Sunday, September 24, 2006

Proof that I'm a horrible blogger

I apologize now for not updating this for... about a month and a half. I write down what's been going on, but the internet has only recently started working for more than 7 minutes at a time. So over the next few days, I'll post the things I've been writing, and it might not be chronological but at least y'all will know what I'm up to, and I'll remember - since I have the memory approximately of a goldfish.

I'll just say this now: I am so happy. This is where I want to be, where I belong, and where I know I need to be. I've missed people and certain aspects of Toronto, but I haven't doubted my decision for a moment.
I'm living it up, I promise.

Thursday, August 10, 2006

A few days later...

Wow. So much has happened, and yet when I think about it, I haven't done anything so different than other people who go to school in a new place, which is a majority of you. Except, of course, go to Israel. But ya know.

The flight here was fairly uneventful - aside from the fact that I almost didn't make it on since my ticket seemed to have been left at home (*coughMOMcough*). After she rushed back to the airport in record time and we said a tearful good-bye, I ended up sitting beside Amy Manusow from Winnipeg. We found out that we both live on Waterloo though in different provinces. These things amuse me. :)
There were 15 of us Canucks on the group flight, from Toronto, Winnipeg, Montreal, Ottawa and Vancouver. All really nice, and I enjoyed getting to know them - though I ended up sleeping for most of the flight.
We arrived, and after some bag mishaps (not mine, thankfully) and luggage-struggling, we got onto the bus which took us directly to our dorms - it was about 7pm Israel time by then. My friend Elana Anzel-Sivkin and I were going to room together, but the assignments were already done. They ended up putting people from the flight together, so I'm with the Winnipeg girls - Amy, Steph and Faren, and Aviya arrived the next day. Our sixth roomie (if we have one) is a mystery. We're in building 40, room 7, which means it's 7 short flights up - each building is narrow and rectangular and has one apartment in each corner. Amy and I live in the first room together (we seem to be put together a lot), Faren is in the second room with a so-far empty bed, and Steph and Aviya are in the third. We have 1.5 bathrooms, a kitchen and a tiny blancony-type thing. It's pretty grungy but it's really nice at the same time - largely, I'm just excited to be in Israel and living on my own. The roomies are great - I'm a bit worried since they all knew each other before and I'm the outsider, but they're friendly and a lot of fun, and I'm sure it will work out wonderfully.
I'll write more soon - ulpan (intensive Hebrew class) has begun, I've gone out a few times, and run into a bunch of people who I knew before, as well as met some other amazing ones. Details to follow.

Monday, August 07, 2006

Leaving in a few hours ...

... but am I packed? Of course not. I will be though.
I have a million and a half thoughts scampering through my mind, but foremost is the need to ensure I have enough clothing to stay warm and not have to do laundry twice a week. So I'll get back to that in a moment.

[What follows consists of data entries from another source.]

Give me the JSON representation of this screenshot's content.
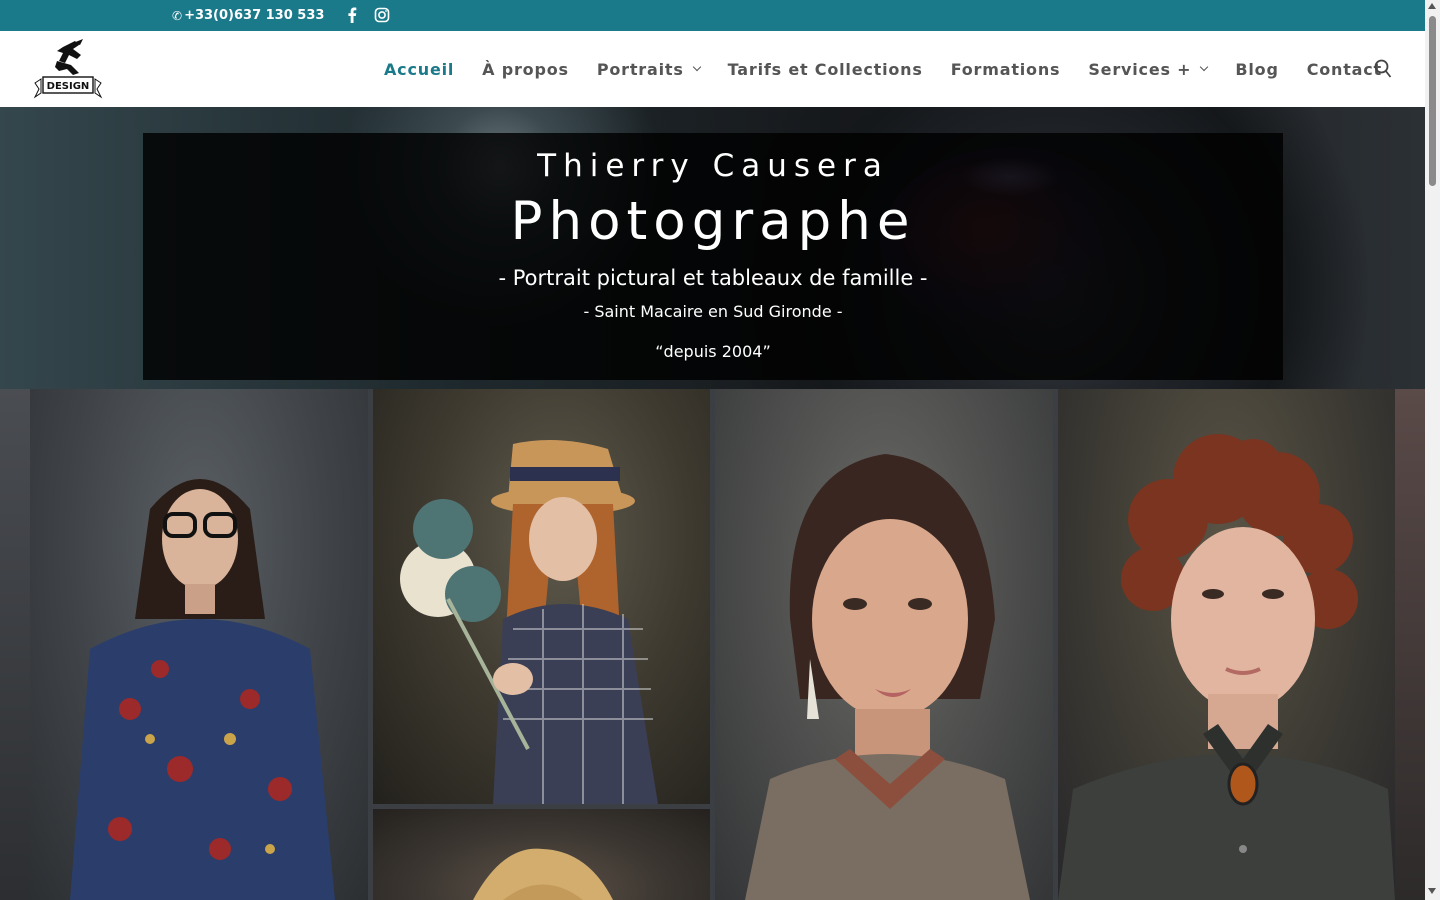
{
  "topbar": {
    "phone": "+33(0)637 130 533",
    "phone_icon": "phone-icon",
    "social": [
      {
        "name": "facebook-icon"
      },
      {
        "name": "instagram-icon"
      }
    ],
    "background": "#1b7a8a"
  },
  "header": {
    "logo_text": "DESIGN",
    "nav": [
      {
        "label": "Accueil",
        "active": true,
        "dropdown": false
      },
      {
        "label": "À propos",
        "active": false,
        "dropdown": false
      },
      {
        "label": "Portraits",
        "active": false,
        "dropdown": true
      },
      {
        "label": "Tarifs et Collections",
        "active": false,
        "dropdown": false
      },
      {
        "label": "Formations",
        "active": false,
        "dropdown": false
      },
      {
        "label": "Services +",
        "active": false,
        "dropdown": true
      },
      {
        "label": "Blog",
        "active": false,
        "dropdown": false
      },
      {
        "label": "Contact",
        "active": false,
        "dropdown": false
      }
    ],
    "search_icon": "search-icon",
    "accent": "#1b7a8a"
  },
  "hero": {
    "name": "Thierry Causera",
    "title": "Photographe",
    "subtitle": "- Portrait pictural et tableaux de famille -",
    "location": "- Saint Macaire en Sud Gironde -",
    "since": "“depuis 2004”"
  },
  "gallery": {
    "photos": [
      {
        "name": "portrait-woman-glasses"
      },
      {
        "name": "portrait-girl-hat-flowers"
      },
      {
        "name": "portrait-blonde-partial"
      },
      {
        "name": "portrait-woman-earring"
      },
      {
        "name": "portrait-curly-hair-man"
      }
    ]
  }
}
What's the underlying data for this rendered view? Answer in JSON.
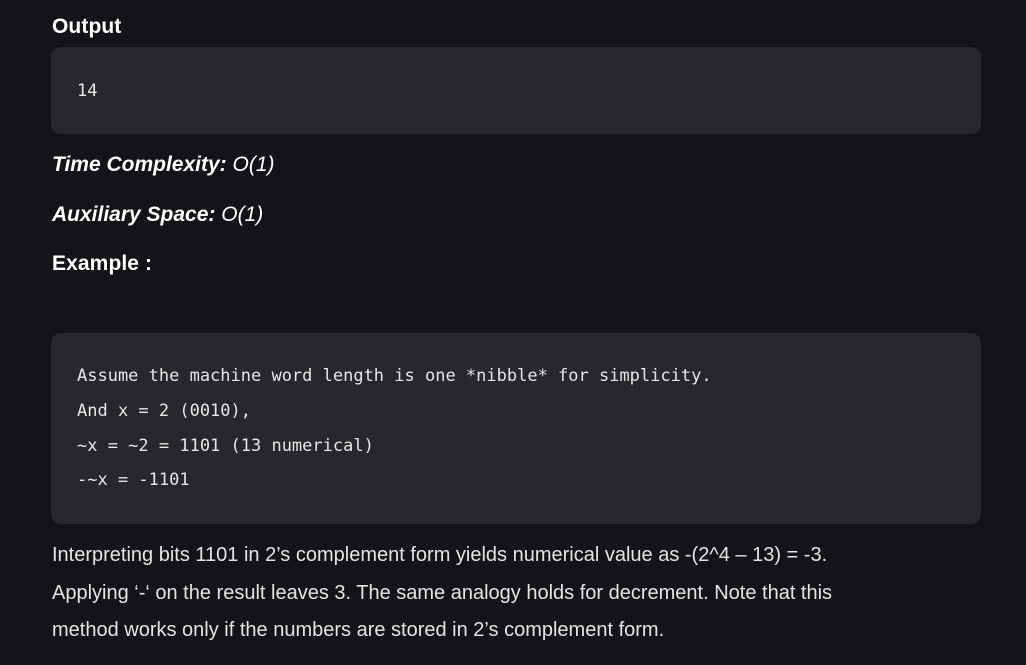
{
  "output_heading": "Output",
  "output_code": "14",
  "time_complexity": {
    "label": "Time Complexity:",
    "value": "O(1)"
  },
  "auxiliary_space": {
    "label": "Auxiliary Space:",
    "value": "O(1)"
  },
  "example_heading": "Example :",
  "example_code": [
    "Assume the machine word length is one *nibble* for simplicity.",
    "And x = 2 (0010),",
    "~x = ~2 = 1101 (13 numerical)",
    "-~x = -1101"
  ],
  "explanation": [
    "Interpreting bits 1101 in 2’s complement form yields numerical value as -(2^4 – 13) = -3.",
    "Applying ‘-‘ on the result leaves 3. The same analogy holds for decrement. Note that this",
    "method works only if the numbers are stored in 2’s complement form."
  ]
}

I can't believe it's here. I'm leaving. This is what I need and want to do, and have been waiting for since I began planning out my life ... so really, forever.

Am I nervous? Yes. But not about my personal safety and the war. I know I'll be fine. I'm worried for the country, and the future. Personally, I'm also a bit apprehensive about leaving for so long and so far away (even though it really is home), and with so little time to prepare.

Excitement is definitely the most prominent emotion though. I really can't wait for my adventure to start.